Arafat war am 11. November 2004 in einem Militärkrankenhaus bei Paris im Alter von 75 Jahren gestorben. Seither hält sich bei vielen Palästinensern der Verdacht, Israel habe den Widersacher vergiftet.

"Das macht nur bis November Sinn"

Angestoßen wurde die Exhumierung durch Untersuchungen in der Schweiz. Experten vom "Institut de radiophysique" der Universitätsklinik in Lausanne fanden im Juli erhöhte Werte des radioaktiven Stoffes Polonium-210 an Arafats Unterhose. Mit derselben Substanz war der frühere KGB-Agent Alexander Litwinenko 2006 in London vergiftet worden. Allerdings eilt es mit der Untersuchung, denn Polonium-210 zerfällt schnell. "Das macht nur bis Oktober oder November Sinn", sagte der Sprecher der Universitätsklinik, Darcy Christen. Später wären mögliche radioaktive Spuren im Knochengewebe Arafats nicht mehr nachweisbar.

Dass die Zeit nun langsam knapp wird, lag vor allem an der Brisanz der Exhumierung. Arafat ist in der Erinnerung vieler Palästinenser inzwischen fast so etwas wie ein Volksheiliger und auch die mögliche Verletzung religiöser Gefühle verzögerte die Erlaubnis zur Graböffnung immer wieder. Die Strafanzeige der Arafat-Witwe Suha in Frankreich wegen Giftmordes machte die Entscheidung auch nicht einfacher, weil die Exhumierung nun auch noch mit den französischen Ermittlungsbehörden abgestimmt werden musste.

Am schwersten aber wog wohl, dass viele Palästinenser die Aufregung ohnehin für überflüssig halten.

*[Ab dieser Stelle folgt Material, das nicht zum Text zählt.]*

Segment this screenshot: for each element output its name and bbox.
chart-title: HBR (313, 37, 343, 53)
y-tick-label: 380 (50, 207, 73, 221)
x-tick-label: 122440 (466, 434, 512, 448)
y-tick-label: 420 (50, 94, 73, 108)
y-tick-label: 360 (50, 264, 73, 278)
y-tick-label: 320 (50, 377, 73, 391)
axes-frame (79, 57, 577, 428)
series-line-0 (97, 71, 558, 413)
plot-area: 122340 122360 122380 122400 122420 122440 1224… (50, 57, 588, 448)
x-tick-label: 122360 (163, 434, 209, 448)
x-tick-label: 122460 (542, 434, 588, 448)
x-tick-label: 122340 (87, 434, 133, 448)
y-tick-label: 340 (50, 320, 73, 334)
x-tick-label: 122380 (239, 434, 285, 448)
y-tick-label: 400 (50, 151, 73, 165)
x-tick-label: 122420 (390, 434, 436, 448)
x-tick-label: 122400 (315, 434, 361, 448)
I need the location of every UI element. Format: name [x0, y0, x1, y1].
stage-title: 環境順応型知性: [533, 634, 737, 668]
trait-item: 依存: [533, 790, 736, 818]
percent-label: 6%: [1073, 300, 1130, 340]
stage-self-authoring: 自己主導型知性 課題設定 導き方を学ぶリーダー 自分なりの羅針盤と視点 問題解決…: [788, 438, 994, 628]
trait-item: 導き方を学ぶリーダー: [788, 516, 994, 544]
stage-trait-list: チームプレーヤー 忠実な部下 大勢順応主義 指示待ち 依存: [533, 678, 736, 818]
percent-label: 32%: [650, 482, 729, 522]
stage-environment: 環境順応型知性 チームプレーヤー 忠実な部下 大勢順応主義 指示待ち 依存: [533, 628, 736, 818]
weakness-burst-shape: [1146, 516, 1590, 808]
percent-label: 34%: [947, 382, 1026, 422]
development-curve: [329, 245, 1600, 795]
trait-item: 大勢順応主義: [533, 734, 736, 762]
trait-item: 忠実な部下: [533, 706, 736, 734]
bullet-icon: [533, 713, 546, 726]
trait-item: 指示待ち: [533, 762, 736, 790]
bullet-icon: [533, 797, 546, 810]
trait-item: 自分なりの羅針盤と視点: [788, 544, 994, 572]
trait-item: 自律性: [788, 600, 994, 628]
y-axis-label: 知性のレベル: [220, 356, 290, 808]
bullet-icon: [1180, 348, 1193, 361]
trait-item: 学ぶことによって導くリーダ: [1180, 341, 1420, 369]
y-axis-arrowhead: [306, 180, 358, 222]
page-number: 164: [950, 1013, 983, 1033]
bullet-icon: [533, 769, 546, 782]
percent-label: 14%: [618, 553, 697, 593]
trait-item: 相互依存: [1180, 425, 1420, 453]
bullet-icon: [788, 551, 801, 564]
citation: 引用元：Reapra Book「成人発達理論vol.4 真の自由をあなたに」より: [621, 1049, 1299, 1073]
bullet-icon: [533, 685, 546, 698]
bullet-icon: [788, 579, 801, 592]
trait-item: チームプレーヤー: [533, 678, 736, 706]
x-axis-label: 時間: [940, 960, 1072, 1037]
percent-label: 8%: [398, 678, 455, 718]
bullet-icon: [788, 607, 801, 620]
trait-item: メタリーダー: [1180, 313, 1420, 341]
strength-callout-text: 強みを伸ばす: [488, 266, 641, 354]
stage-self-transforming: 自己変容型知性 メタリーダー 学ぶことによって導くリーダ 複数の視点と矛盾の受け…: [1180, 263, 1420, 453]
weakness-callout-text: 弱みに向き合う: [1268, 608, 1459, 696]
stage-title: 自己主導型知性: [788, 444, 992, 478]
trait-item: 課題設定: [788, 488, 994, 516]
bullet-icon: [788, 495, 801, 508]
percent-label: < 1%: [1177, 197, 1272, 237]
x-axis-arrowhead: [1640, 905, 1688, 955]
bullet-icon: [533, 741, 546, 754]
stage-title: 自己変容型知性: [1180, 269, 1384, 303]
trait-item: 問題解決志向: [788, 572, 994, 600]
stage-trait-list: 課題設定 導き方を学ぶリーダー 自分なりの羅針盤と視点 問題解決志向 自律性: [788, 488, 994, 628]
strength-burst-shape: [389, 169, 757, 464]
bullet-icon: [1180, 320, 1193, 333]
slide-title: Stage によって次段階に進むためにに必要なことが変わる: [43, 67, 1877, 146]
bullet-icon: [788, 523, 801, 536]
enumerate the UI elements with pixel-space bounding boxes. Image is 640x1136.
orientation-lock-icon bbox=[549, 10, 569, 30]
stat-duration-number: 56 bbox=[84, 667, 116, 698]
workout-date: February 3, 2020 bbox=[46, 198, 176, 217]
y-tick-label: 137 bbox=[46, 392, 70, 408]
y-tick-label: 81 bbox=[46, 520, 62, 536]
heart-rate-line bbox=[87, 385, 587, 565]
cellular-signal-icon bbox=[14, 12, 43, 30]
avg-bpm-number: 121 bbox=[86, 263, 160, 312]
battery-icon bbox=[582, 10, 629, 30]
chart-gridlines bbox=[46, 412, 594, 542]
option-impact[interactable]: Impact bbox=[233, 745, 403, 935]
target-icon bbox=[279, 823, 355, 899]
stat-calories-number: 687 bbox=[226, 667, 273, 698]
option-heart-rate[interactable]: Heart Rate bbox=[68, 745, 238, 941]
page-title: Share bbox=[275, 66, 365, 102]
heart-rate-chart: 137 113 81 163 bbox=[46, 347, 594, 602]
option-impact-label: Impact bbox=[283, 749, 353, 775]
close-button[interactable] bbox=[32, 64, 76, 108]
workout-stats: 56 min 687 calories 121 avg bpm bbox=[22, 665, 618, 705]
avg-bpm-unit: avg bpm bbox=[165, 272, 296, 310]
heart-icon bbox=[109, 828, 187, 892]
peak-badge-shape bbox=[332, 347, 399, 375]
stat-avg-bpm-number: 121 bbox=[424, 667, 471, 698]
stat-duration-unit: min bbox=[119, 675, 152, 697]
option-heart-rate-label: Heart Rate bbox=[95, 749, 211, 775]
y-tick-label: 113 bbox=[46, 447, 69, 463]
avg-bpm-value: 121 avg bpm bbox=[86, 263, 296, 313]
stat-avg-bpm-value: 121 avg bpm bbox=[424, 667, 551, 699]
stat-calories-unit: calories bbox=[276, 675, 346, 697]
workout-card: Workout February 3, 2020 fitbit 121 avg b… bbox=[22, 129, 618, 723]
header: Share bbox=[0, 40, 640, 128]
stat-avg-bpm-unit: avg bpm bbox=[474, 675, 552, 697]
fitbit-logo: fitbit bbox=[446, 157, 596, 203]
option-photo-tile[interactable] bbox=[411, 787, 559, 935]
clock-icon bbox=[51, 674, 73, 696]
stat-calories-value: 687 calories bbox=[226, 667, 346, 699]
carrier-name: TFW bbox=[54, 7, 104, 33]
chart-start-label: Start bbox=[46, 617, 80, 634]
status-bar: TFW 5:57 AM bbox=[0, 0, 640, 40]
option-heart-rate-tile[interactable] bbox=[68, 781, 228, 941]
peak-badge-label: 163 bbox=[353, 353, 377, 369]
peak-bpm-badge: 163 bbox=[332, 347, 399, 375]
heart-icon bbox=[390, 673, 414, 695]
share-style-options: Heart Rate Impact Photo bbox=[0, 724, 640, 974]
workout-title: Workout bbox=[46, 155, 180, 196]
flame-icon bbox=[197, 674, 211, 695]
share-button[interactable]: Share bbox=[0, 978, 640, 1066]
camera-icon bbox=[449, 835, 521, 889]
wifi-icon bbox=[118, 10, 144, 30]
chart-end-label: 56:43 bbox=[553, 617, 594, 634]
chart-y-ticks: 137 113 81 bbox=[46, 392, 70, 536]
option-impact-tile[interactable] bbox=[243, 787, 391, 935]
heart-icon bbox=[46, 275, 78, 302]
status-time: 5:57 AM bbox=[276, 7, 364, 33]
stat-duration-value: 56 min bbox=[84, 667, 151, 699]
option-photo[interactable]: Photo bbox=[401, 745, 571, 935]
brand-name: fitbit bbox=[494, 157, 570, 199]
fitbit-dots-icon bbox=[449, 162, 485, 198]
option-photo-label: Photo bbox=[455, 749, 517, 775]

Für sie steht schlicht fest, dass Erzfeind Israel ihren "Führer" vergiftet hat. Daran würde sich wohl auch nichts ändern, wenn die Experten aus der Schweiz und aus Russland gar kein Polonium-210 finden sollten.

"Das hätte kein Arzt übersehen können"

Der französische Strahlenmediziner Roland Masse hält die Suche nach der radioaktiven Substanz aus anderen Gründen für vergeblich. Es sei "absolut unmöglich", dass Arafat mit Polonium-210 vergiftet wurde, sagte er kürzlich. Das hätte kein Arzt damals übersehen können, ist sich der Mitarbeiter des Krankenhauses bei Paris sicher, in dem Arafat starb.

Der prominenteste Anhänger der Giftmordtheorie ist Arafats Neffe, Nasser Kudwa. Kudwa, Mitglied der Fatah-Führung und Leiter des Arafat-Instituts in Ramallah, ist überzeugt, dass es auch ohne die neue Untersuchung schon erdrückende Beweise für die Vergiftung seines Onkels durch Israel gebe. Deshalb müsse niemand Arafats Grab antasten. Viel wichtiger findet er, Israel für Arafats Ableben zur Rechenschaft zu ziehen. Die Israelis haben jedoch stets dementiert, irgendetwas mit dem Tod ihres langjährigen Gegners zu tun zu haben.

Gründe, den alternden Patriarchen und Palästinenserpräsidenten ins Jenseits zu befördern, könnten indes auch andere gehabt haben. Die Intrigen innerhalb der Palästinenser lassen viel Raum für Verschwörungstheorien. Mit seinem autoritären Führungsstil aus der Guerilla-Zeit hat sich Arafat, der auch mal einen Minister ohrfeigte und einen Sicherheitschef mit vorgehaltener Pistole entließ, wohl nicht nur Freunde gemacht. Zudem wucherte unter seiner Führung die Korruption und Hilfsmillionen wurden nicht nur in Aufbauprojekte, sondern auch auf Konten in fernen Steuerparadiesen gelenkt.